Blue Ocean is referred to the marketing of a product where there are less or no competitors for the same in the market. Blue Ocean strategy is applied across various sectors and businesses.
This strategy is used when companies focus on generating more profit and grow in a field where there is no pricing pressure. As when there is a limited room to grow, companies often end up losing their running business due to the pricing pressure in order to sustain their position in the market. The strategy focuses on capturing new demand, and to make competition irrelevant by introducing a product with advance features. It also helps the company in generate huge profits as the product can be priced a little higher because of its unique features.
It focuses on generating a demand for a new product that is currently not in existence, as there is a deeper potential in the market place that hasn’t been explored yet. Also the marketers get the first mover advantage. Most blue oceans are formed within red oceans by expanding the current industry boundaries. The way to a successful blue ocean strategy is right place, right time and with the right thing, which means finding the right market opportunity and making the competition irrelevant.
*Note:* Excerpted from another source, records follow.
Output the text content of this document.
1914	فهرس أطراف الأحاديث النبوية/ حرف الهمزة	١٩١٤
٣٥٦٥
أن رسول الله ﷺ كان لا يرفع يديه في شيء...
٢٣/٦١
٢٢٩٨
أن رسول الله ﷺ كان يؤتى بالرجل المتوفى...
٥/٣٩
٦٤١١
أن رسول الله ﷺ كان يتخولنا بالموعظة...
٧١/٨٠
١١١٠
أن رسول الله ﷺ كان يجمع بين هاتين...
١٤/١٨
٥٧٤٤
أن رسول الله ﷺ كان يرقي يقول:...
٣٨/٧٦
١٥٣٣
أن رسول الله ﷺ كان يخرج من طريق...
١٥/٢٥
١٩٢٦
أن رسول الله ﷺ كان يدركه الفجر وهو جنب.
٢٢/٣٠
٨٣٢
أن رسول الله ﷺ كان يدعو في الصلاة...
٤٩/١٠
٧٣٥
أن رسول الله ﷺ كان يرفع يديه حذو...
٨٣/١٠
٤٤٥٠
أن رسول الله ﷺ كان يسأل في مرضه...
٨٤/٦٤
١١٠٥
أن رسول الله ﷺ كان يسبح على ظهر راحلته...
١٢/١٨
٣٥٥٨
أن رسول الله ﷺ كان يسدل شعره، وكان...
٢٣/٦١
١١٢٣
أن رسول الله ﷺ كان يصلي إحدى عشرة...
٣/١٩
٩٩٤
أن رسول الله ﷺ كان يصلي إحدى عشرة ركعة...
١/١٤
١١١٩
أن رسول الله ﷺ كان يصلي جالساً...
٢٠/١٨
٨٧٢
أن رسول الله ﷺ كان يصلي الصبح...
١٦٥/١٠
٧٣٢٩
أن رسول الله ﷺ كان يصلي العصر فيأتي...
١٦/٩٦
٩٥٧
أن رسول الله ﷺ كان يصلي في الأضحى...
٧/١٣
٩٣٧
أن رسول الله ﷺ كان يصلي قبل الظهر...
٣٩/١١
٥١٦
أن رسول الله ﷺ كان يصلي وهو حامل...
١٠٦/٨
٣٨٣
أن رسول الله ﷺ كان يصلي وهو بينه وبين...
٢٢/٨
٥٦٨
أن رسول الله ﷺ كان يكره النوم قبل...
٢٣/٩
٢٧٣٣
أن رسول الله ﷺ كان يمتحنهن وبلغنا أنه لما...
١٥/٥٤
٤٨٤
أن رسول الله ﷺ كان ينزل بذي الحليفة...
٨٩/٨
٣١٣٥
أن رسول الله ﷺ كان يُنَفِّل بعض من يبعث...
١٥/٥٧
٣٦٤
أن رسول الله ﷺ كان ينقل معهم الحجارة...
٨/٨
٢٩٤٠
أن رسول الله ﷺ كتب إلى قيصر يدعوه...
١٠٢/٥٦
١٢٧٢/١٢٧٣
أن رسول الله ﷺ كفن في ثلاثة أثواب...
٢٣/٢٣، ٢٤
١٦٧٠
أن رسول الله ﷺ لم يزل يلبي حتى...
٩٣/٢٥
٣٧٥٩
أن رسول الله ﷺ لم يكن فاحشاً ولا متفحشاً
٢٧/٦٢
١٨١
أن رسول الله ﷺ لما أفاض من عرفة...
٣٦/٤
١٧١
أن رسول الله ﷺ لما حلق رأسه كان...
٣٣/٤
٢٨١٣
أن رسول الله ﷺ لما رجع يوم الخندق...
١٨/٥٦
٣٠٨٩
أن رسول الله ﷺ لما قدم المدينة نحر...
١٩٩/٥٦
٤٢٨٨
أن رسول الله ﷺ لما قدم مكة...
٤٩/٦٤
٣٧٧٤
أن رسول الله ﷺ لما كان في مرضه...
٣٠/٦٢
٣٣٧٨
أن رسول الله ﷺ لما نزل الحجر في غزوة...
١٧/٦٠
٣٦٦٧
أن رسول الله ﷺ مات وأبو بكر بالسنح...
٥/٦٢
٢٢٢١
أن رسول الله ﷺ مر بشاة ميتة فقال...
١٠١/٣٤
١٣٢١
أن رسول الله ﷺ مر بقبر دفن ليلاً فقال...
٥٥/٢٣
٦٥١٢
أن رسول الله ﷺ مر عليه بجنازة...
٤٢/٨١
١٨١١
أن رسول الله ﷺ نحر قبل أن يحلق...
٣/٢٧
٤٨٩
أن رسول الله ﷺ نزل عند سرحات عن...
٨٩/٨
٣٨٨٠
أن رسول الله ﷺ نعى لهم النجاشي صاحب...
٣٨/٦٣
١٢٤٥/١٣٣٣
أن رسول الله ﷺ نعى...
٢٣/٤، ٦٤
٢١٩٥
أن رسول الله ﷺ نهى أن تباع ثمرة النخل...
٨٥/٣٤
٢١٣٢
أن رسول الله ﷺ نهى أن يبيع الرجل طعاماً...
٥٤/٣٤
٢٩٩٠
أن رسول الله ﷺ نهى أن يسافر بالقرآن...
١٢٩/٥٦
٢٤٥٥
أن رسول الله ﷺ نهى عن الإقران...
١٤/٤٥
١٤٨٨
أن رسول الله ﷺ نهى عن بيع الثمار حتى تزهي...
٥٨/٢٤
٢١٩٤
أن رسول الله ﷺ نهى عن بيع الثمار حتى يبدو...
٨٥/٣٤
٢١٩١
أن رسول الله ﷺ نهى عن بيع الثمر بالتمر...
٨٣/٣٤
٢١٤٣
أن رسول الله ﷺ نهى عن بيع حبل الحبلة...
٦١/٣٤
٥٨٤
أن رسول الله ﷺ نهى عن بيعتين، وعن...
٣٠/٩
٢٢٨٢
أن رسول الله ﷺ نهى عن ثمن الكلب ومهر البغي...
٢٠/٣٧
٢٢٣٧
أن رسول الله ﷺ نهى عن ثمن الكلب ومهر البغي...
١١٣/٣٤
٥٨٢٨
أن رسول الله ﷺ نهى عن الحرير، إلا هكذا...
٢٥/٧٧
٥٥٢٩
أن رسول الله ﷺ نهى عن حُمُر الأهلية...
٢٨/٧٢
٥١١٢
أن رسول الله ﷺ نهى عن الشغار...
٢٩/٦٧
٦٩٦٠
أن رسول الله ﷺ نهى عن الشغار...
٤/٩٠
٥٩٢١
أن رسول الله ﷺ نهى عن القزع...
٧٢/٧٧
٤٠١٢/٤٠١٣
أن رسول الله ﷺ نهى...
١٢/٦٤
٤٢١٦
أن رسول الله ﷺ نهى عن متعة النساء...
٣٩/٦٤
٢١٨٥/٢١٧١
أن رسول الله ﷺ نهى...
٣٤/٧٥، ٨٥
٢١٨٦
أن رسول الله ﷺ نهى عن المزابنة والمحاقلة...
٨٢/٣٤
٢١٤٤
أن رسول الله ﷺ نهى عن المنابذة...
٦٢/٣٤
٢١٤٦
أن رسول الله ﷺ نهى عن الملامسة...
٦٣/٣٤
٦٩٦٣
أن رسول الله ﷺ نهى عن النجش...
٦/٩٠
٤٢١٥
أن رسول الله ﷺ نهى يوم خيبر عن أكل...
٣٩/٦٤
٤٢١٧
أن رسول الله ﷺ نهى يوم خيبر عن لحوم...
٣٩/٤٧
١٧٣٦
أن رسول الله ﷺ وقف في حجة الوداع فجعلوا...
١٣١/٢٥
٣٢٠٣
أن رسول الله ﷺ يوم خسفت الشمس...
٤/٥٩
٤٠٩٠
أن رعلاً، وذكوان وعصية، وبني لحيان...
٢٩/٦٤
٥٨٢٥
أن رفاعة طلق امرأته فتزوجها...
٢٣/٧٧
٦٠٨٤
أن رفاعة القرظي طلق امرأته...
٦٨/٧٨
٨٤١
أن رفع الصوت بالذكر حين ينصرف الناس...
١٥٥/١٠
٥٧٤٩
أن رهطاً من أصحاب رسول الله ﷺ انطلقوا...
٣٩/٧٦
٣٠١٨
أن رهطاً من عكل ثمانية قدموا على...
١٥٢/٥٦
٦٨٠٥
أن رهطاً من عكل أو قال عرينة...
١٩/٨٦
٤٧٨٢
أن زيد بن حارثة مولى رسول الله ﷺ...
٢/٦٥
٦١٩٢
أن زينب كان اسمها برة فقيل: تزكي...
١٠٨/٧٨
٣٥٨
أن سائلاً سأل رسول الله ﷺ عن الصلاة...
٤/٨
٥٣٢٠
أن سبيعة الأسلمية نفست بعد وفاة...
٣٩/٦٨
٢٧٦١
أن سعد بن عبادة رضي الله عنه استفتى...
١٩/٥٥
An example of a successful execution of a blue ocean strategy is the iPod. When the iPod was introduced in 2001, Steve Jobs said that “with [the] iPod, Apple has invented a whole new category of digital music player that lets you put your entire music collection in your pocket and listen to it wherever you go.” Apple looked beyond what was in the market at that time and introduced a product that created a new industry in and of itself. Apple looked beyond what customers were asking for and created a successful product.
For a manager it is necessary to identify the difference between the red ocean strategy and the blue ocean strategy. For this, they need to identify what their target market needs and what they currently don’t have then look in for the existing organizations who are serving the audience.